Das Autobiographische Theater


Die besondere Arbeitsweise der AGORA gründet auf der Methode des »Autobiographischen Theaters« (AT). Diese Arbeitsweise wurde von AGORA-Gründer Marcel Cremer gemeinsam mit dem Ensemble entwickelt. Das AT fußt auf zeitgenössischen Einflüssen der 1980er wie z.B. dem »Living Theatre« oder den Regisseur:innen Jerzy Grotowski, Ariane Mnouchkine und Peter Brook. Seit der Gründungszeit hat sich das AT stetig weiterentwickelt. Es ist kein starres Regelwerk, sondern befindet sich konstant im Wandel.

Jede neue Inszenierung beginnt mit den eigenen Geschichten aller Beteiligten. Die autobiografischen Geschichten sind, so wie sie erzählt werden, der Ausgangspunkt für die Entwicklung der Figuren und der Handlung. Die Erinnerungen können strittig und widersprüchlich sein. Es geht nicht um den Wahrheitsgehalt der Narrative. Es geht eher darum, die biografischen Geschichten in eine Beziehung zur Thematik der Stückentwicklung zu bringen. Die Erzählungen werden gemeinsam dramaturgisch befragt und lösen sich in diesem Prozess von ihren Urheber:innen. So entsteht aus den persönlichen Geschichten das dramatische Material für die Stückentwicklung. Auf dessen Grundlage wird der Theatertext oder eine spezifische Fragestellung von den Beteiligten betrachtet. Nach und nach schälen sich die Umrisse der Figuren und das Gerüst der Handlung heraus.

In Abgrenzung zu anderen Methoden geht es beim AT nicht um die Authentizität des Spiels auf der Bühne.
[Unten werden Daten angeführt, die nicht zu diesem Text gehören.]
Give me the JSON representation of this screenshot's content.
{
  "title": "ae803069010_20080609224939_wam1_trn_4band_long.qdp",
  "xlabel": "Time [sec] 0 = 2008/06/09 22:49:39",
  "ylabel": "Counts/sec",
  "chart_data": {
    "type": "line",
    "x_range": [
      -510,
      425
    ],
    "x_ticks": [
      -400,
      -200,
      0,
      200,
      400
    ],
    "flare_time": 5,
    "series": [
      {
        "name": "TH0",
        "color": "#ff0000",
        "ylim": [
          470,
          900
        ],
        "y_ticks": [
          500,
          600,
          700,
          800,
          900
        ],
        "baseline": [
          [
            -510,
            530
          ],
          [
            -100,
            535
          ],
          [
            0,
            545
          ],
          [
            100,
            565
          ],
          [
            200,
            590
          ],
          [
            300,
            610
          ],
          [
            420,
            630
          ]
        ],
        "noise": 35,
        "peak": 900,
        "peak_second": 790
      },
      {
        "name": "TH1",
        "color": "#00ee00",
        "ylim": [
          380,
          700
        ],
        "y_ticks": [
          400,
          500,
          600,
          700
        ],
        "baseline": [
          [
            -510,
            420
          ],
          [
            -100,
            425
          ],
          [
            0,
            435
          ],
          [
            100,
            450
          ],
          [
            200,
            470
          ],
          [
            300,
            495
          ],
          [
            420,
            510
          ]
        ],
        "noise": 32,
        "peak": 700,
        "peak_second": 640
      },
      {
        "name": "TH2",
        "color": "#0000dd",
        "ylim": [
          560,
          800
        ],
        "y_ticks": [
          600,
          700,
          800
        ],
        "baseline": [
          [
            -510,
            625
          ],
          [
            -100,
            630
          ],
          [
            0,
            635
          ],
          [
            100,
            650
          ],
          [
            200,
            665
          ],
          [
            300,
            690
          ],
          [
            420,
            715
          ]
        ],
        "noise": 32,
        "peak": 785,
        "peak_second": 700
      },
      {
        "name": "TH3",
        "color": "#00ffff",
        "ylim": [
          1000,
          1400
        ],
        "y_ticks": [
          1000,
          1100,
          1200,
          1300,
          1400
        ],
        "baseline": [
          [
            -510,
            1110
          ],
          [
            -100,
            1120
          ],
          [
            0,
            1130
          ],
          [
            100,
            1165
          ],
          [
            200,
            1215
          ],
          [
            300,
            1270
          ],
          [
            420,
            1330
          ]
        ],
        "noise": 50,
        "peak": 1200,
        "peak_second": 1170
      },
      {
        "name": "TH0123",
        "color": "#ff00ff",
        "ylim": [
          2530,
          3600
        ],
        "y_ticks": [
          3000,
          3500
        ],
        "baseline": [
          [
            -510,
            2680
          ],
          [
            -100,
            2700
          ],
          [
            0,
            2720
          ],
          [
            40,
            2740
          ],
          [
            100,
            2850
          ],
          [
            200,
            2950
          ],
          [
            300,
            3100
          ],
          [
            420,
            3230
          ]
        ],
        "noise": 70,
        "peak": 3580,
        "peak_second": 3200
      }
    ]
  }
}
Die Biografien der Spieler:innen sind vielmehr essentiell für die inhaltliche Konzeption und Strukturierung der Inszenierungen. Kurz: Das biographische Material ist primär, kein sekundäres Supplément. Die Arbeitsweise ermächtigt die Prozessbeteiligten zu Co-Entwickler:innen der Inszenierung. Das persönliche Wissen und die Erfahrung aller sind zentral in die Entwicklung der Inszenierung eingeschrieben. So agieren die Beteiligten nicht nur als Teilhaber:innen, sondern auch als Mitverantwortliche und sind kompetent im Hinblick auf das gesamte Ergebnis.

 

Die Inszenierungen der AGORA fokussieren auf die Kopräsenz, die Interaktion zwischen zwei anwesenden Gruppen: die Zuschauenden und die Spielenden. Aus einer theaterwissenschaftlichen Perspektive ist dies nichts Neues, aus dem Blick der Theaterschaffenden jedoch schon. Der Bezug zu den Zuschauer:innen und die besondere Form des Beteiligtseins am Prozess der Inszenierung prägen die Arbeitsweise und die Ergebnisse der AGORA.